Vers 19h, les Dieux du festival ont décidé de faire table rase, dissipant les nuages et révélant un ciel d’un bleu insoupçonné. Dans le Quartier des spectacles, les gens affluaient et les notes de sax et de piano retentissaient à gauche et à droite. Le Festival de Jazz de Montréal se mettait en branle, n’en déplaise aux veufs et aux veuves de P.K.  C’est le plus beau temps de l’année à Montréal, et la météo a décidé de coopérer.

 

Et pour lancer les festivités, les organisateurs du FIJM avaient prévu un party funk comme il s’en fait peu : Sharon Jones & The Dap-Kings sur la Place des Festivals. Gratisse.

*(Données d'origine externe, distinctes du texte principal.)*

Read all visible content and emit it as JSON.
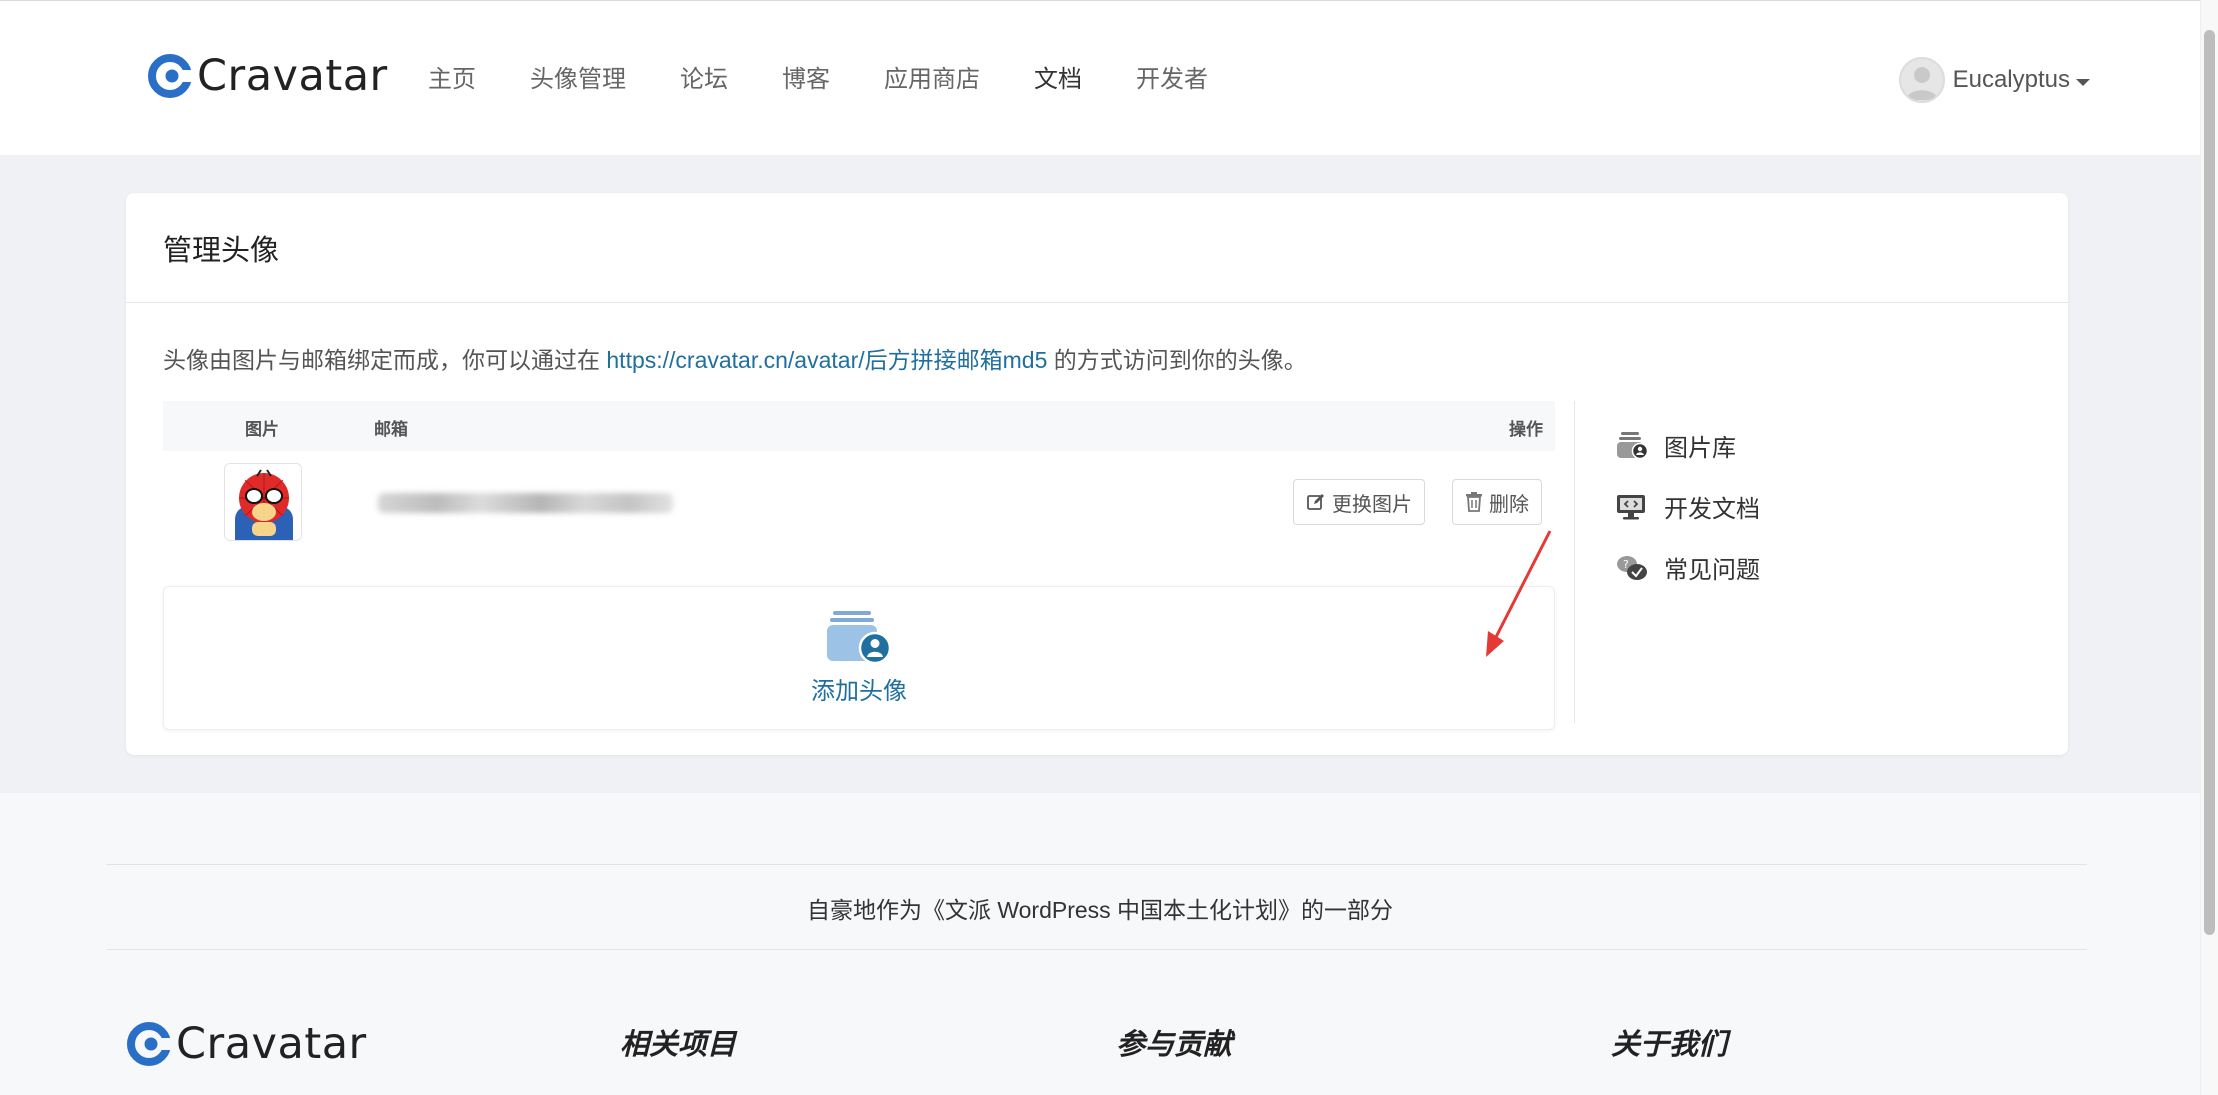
{
  "header": {
    "brand": "Cravatar",
    "nav": [
      {
        "label": "主页",
        "active": false
      },
      {
        "label": "头像管理",
        "active": false
      },
      {
        "label": "论坛",
        "active": false
      },
      {
        "label": "博客",
        "active": false
      },
      {
        "label": "应用商店",
        "active": false
      },
      {
        "label": "文档",
        "active": true
      },
      {
        "label": "开发者",
        "active": false
      }
    ],
    "user": {
      "name": "Eucalyptus"
    }
  },
  "card": {
    "title": "管理头像",
    "intro_prefix": "头像由图片与邮箱绑定而成，你可以通过在 ",
    "intro_link": "https://cravatar.cn/avatar/后方拼接邮箱md5",
    "intro_suffix": " 的方式访问到你的头像。",
    "table": {
      "col_image": "图片",
      "col_email": "邮箱",
      "col_actions": "操作",
      "rows": [
        {
          "email": "••••••••••••••••••••",
          "change_label": "更换图片",
          "delete_label": "删除"
        }
      ]
    },
    "add_label": "添加头像",
    "side_menu": [
      {
        "label": "图片库",
        "icon": "image-library-icon"
      },
      {
        "label": "开发文档",
        "icon": "dev-docs-icon"
      },
      {
        "label": "常见问题",
        "icon": "faq-icon"
      }
    ]
  },
  "footer": {
    "proud_text": "自豪地作为《文派 WordPress 中国本土化计划》的一部分",
    "brand": "Cravatar",
    "columns": [
      "相关项目",
      "参与贡献",
      "关于我们"
    ]
  },
  "colors": {
    "brand_blue": "#2a6fc7",
    "link": "#1f6f9f",
    "annotation": "#e53935"
  }
}
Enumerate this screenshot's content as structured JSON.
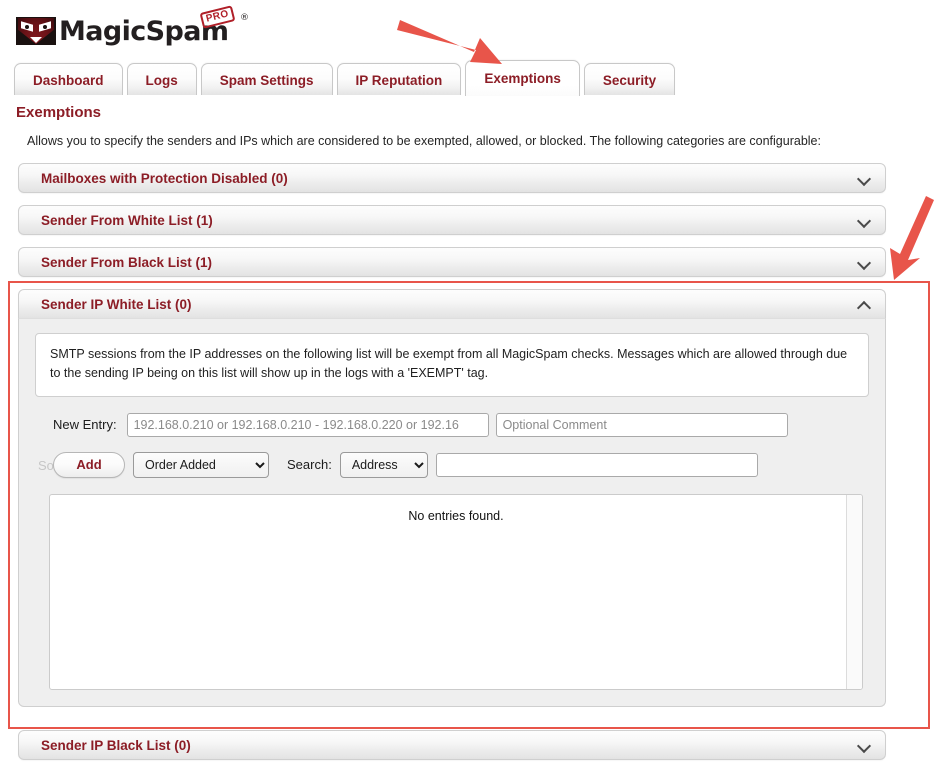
{
  "brand": {
    "name": "MagicSpam",
    "badge": "PRO",
    "registered": "®",
    "accent_color": "#8c1d26",
    "logo_icon": "angry-face-logo-icon"
  },
  "tabs": [
    {
      "label": "Dashboard",
      "active": false
    },
    {
      "label": "Logs",
      "active": false
    },
    {
      "label": "Spam Settings",
      "active": false
    },
    {
      "label": "IP Reputation",
      "active": false
    },
    {
      "label": "Exemptions",
      "active": true
    },
    {
      "label": "Security",
      "active": false
    }
  ],
  "page": {
    "title": "Exemptions",
    "description": "Allows you to specify the senders and IPs which are considered to be exempted, allowed, or blocked. The following categories are configurable:"
  },
  "panels": [
    {
      "title": "Mailboxes with Protection Disabled (0)",
      "expanded": false,
      "chevron": "chevron-down-icon"
    },
    {
      "title": "Sender From White List (1)",
      "expanded": false,
      "chevron": "chevron-down-icon"
    },
    {
      "title": "Sender From Black List (1)",
      "expanded": false,
      "chevron": "chevron-down-icon"
    },
    {
      "title": "Sender IP White List (0)",
      "expanded": true,
      "chevron": "chevron-up-icon"
    },
    {
      "title": "Sender IP Black List (0)",
      "expanded": false,
      "chevron": "chevron-down-icon"
    }
  ],
  "expanded_panel": {
    "title": "Sender IP White List (0)",
    "info_text": "SMTP sessions from the IP addresses on the following list will be exempt from all MagicSpam checks. Messages which are allowed through due to the sending IP being on this list will show up in the logs with a 'EXEMPT' tag.",
    "new_entry_label": "New Entry:",
    "new_entry_placeholder": "192.168.0.210 or 192.168.0.210 - 192.168.0.220 or 192.16",
    "new_entry_value": "",
    "comment_placeholder": "Optional Comment",
    "comment_value": "",
    "add_button": "Add",
    "sort_by_label": "Sort By:",
    "sort_selected": "Order Added",
    "search_label": "Search:",
    "search_field_selected": "Address",
    "search_value": "",
    "search_placeholder": "",
    "empty_message": "No entries found."
  },
  "annotations": {
    "arrow_color": "#e8554a",
    "highlight_color": "#e8554a",
    "arrow_top_target": "exemptions-tab",
    "arrow_right_target": "sender-ip-white-list-panel"
  }
}
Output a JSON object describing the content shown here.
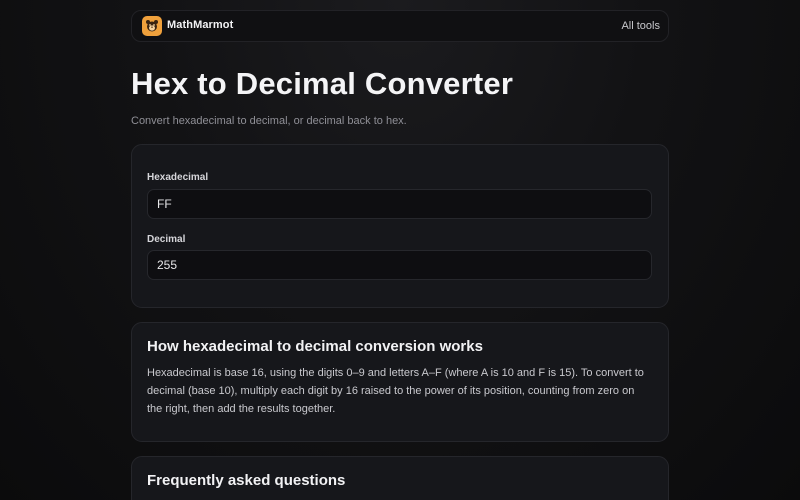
{
  "header": {
    "brand": "MathMarmot",
    "logo_icon": "marmot-icon",
    "nav_link": "All tools"
  },
  "page": {
    "title": "Hex to Decimal Converter",
    "subtitle": "Convert hexadecimal to decimal, or decimal back to hex."
  },
  "converter": {
    "hex_label": "Hexadecimal",
    "hex_value": "FF",
    "dec_label": "Decimal",
    "dec_value": "255"
  },
  "how": {
    "heading": "How hexadecimal to decimal conversion works",
    "text": "Hexadecimal is base 16, using the digits 0–9 and letters A–F (where A is 10 and F is 15). To convert to decimal (base 10), multiply each digit by 16 raised to the power of its position, counting from zero on the right, then add the results together."
  },
  "faq": {
    "heading": "Frequently asked questions"
  },
  "colors": {
    "accent": "#f0a13c",
    "background": "#0d0d0e",
    "card": "#16171b"
  }
}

Les Dap-Kings ont d’abord investi la scène, afin de « réchauffer la foule », dans la sacro-sainte tradition de la soul old school. Vinrent s’y joindre Saun & Starr, alias The Dapettes, choristes de la troupe, qui lançaient leur propre album – intitulé Look Closer – il y a environ un an. Quelques chansons de leur crû avant l’arrivée de la grande dame qu’on attendait.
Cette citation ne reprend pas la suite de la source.